Voorts zal België de concrete voorstellen kunnen steunen van het burgerinitiatief ‘Minority SafePack’, dat door de Federalistische Unie van Europese etnische gemeenschappen wordt gepromoot en door meer dan 1,1 miljoen ondertekenaars in heel Europa wordt gesteund. Het in 2013 gelanceerde Minority SafePack heeft tot doel de bescherming van nationale en taalminderheden te verbeteren en de culturele en taalkundige diversiteit in de Unie te versterken.

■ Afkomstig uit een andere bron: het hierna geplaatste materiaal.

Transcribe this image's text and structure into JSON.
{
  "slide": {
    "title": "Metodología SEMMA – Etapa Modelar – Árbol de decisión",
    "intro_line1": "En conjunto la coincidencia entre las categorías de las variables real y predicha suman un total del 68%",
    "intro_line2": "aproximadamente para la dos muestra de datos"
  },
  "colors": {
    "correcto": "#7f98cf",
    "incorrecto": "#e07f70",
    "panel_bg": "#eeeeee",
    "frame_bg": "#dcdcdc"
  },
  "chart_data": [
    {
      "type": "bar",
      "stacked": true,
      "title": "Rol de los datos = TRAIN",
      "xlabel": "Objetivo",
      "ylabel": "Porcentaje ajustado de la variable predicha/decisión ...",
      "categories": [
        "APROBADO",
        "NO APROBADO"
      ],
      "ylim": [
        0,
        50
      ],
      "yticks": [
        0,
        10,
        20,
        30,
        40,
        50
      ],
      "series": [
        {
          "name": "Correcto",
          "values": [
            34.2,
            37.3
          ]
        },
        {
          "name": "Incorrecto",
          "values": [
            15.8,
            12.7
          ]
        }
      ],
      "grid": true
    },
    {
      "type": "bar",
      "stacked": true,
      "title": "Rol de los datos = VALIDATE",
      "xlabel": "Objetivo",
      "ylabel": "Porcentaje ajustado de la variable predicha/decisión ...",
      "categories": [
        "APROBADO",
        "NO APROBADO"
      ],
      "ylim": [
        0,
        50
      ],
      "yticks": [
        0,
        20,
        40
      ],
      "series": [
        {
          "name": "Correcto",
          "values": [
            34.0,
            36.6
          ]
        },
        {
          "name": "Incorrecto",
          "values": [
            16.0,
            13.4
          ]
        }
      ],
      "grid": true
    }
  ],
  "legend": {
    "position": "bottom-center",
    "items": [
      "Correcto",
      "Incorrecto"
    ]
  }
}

Ondanks de brede steun van de bevolking voor het initiatief en een gunstige resolutie van het Europees Parlement (17 december 2020) oordeelde de Commissie in januari 2021 dat "geen verdere rechtshandeling nodig was". Deze teleurstellende houding draagt niet bij tot een doeltreffende vooruitgang of tot het vertrouwen van de burgers in de instellingen.

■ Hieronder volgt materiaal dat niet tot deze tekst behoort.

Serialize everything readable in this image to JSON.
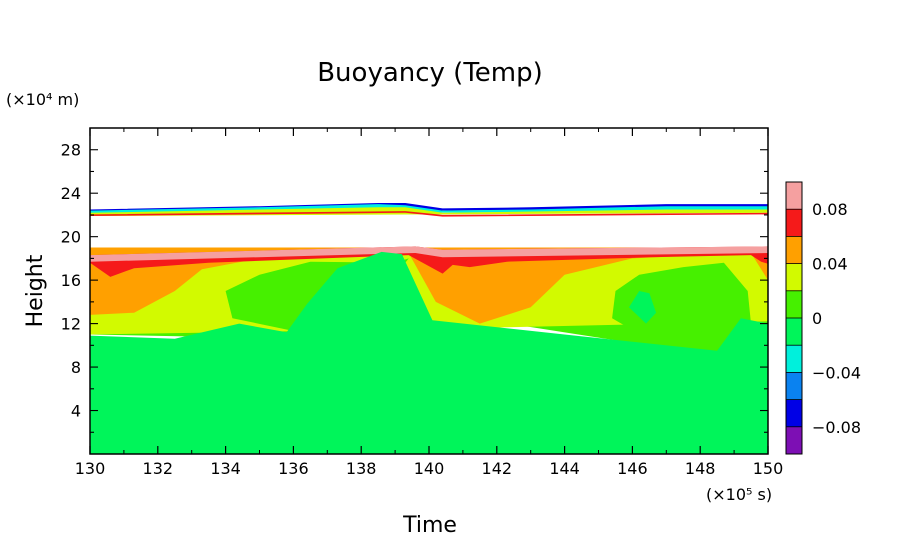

België handelde constructiever en bevestigde in de loop van zes staatshervormingen dat het zijn Duitstalige minderheid binnen zijn eigen grondwet duurzaam wil beschermen. Als volwaardige ‘junior partner’ in de interfederale cenakels streeft de Duitstalige Gemeenschap er dagelijks naar nieuwe inzichten in te brengen, een concrete meerwaarde te bieden en constructief bij te dragen tot het "Belgisch compromis" dat tot over de grenzen van ons (kleine) land bekendheid geniet. In deze historisch moeilijke tijden voor ons continent bewijst België dus dagelijks dat elke schakel in de keten, hoe klein ook, kan bijdragen tot het genereren van innovatieve en creatieve oplossingen. Het lijdt geen twijfel dat Europa baat zal hebben bij een soortgelijke veerkrachtige en solidaire houding, waarbij alle interne krachten worden aangesproken om de huidige en toekomstige crises en uitdagingen het hoofd te bieden.